Figure 1: Qualitative Results showing the images generated by baseline (Pix2pix) and the proposed X-Fork and X-Seq methods in a2g (aerial to ground) and g2a (ground to aerial) directions on Dayton Dataset.


We propose novel methods for solving the task of cross-view image synthesis using GANs. We synthesize an image from an aerial viewpoint for an input image of ground-level view from the same place and vice versa. We propose X-Fork and X-Seq architectures (details in the paper) to generate realistic cross-view images by regularizing the training using semantic segmentation maps during the training only. We also propose to use Homography to translate aerial images to ground view in the CVIU paper in order to preserve the pixels from the input view image to the target view image. The network architectures are shown below.

Figure 2: Block diagram showing the X-Fork architecture.

Figure 3: Generator of X-Fork architecture.

Figure 4: Block diagram showing the X-Seq architecture.

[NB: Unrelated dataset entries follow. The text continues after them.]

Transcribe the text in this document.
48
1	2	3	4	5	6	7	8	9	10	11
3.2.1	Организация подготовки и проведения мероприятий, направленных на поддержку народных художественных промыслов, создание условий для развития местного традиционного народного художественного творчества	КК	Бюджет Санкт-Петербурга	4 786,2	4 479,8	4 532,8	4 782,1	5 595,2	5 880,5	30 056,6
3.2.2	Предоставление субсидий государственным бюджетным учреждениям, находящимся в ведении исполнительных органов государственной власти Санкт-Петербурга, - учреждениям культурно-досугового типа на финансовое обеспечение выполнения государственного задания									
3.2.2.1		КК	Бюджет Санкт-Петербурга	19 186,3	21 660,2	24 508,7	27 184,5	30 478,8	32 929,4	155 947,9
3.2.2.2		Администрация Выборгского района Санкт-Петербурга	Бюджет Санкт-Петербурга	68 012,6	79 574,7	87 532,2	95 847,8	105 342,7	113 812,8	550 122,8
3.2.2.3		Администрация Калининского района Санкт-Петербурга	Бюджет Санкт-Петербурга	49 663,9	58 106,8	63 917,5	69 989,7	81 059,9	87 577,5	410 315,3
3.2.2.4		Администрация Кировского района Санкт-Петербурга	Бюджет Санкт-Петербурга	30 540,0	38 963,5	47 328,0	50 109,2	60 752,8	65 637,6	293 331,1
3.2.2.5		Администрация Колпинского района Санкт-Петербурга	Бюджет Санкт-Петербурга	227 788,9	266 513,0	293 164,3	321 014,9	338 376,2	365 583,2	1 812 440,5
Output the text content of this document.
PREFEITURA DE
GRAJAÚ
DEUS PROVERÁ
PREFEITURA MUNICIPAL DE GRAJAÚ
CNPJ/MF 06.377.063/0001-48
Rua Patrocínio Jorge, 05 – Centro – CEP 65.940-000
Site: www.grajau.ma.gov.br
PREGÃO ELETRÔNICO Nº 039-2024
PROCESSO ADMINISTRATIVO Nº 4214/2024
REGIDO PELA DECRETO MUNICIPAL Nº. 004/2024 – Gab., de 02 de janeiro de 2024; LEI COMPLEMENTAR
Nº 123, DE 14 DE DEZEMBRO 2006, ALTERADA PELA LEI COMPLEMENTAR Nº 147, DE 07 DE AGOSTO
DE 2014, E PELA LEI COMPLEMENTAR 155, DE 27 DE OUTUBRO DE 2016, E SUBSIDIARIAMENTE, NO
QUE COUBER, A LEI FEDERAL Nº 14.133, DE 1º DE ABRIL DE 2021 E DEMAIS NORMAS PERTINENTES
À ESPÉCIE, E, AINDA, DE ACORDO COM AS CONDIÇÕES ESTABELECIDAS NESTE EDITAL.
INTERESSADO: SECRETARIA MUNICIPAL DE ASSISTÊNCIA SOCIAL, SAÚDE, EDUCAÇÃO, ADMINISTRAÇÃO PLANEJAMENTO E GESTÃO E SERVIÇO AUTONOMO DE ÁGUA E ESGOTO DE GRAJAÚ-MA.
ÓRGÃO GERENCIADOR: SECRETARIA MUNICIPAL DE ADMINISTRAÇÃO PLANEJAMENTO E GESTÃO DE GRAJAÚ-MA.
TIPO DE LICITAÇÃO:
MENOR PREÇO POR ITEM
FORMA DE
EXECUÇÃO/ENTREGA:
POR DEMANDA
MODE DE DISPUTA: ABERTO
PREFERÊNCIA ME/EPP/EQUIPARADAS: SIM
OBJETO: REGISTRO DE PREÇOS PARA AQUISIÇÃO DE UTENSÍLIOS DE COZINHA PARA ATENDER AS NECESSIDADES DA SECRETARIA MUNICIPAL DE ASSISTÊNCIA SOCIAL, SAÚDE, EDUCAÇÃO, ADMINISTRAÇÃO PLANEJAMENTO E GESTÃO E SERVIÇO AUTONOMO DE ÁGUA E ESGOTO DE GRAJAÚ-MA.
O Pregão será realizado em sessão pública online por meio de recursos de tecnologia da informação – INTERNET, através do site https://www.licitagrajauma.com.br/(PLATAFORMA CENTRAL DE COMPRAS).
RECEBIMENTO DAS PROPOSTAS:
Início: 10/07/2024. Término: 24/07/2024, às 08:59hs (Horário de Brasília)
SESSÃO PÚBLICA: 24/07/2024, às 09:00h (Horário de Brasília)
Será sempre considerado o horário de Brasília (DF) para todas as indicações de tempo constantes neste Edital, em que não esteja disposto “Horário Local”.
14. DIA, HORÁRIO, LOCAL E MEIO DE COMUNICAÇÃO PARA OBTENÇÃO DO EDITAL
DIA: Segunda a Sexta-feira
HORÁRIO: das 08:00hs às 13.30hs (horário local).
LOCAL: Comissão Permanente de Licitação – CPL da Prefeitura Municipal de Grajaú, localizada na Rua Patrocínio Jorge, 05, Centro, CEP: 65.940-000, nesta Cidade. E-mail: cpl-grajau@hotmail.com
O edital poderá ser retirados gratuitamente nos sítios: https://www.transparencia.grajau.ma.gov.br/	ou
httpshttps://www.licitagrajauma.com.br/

Following datasets were used in the papers:

  • Dayton
  • SVA


  • Quantitative Evaluation:

    1. Inception Score: We used a pretrained AlexNet model trained on Places dataset with 365 categories to obtain the classification probabilities and use those scores to compute Inception Score
    2. Top-k prediction accuracy: We predicted the classes for generated images using a pretrained AlexNet model trained on Places dataset with 365 categories. Top-1 and Top-5 accuracies are reported.
    3. KL(model || data): KL divergence between the model generated images and the real data distribution is used for quantitative analysis of our work. Lower value means the real and synthesized images are closer to each other.
    4. SSIM, PSNR and Sharpness Difference: SSIM measures the similarity between the images based on their luminance, contrast and structural aspects. PSNR measures the peak signal-to-noise ratio between two images to assess the quality of a transformed (generated) image compared to its original version. Sharpness difference measures the loss of sharpness during image generation.
  • Qualitative Evaluation:

    1. Dayton Dataset: The qualitative results on Dayton Dataset is shown in Figure 1 above.
    2. CVUSA Dataset:

      Figure 5: Qualitative Results showing the images generated by baselines (Pix2pix, X-SO: Stacked Output) and the proposed X-Fork and X-Seq methods in a2g (aerial to ground) direction on CVUSA Dataset.

    3. SVA Dataset:

      Figure 6: Qualitative Results showing the images generated by baselines and the proposed Fork and Seq methods in a2g (aerial to ground) direction with and without Homography on SVA Dataset. [H – Methods utilizing homography, X – methods not using homography].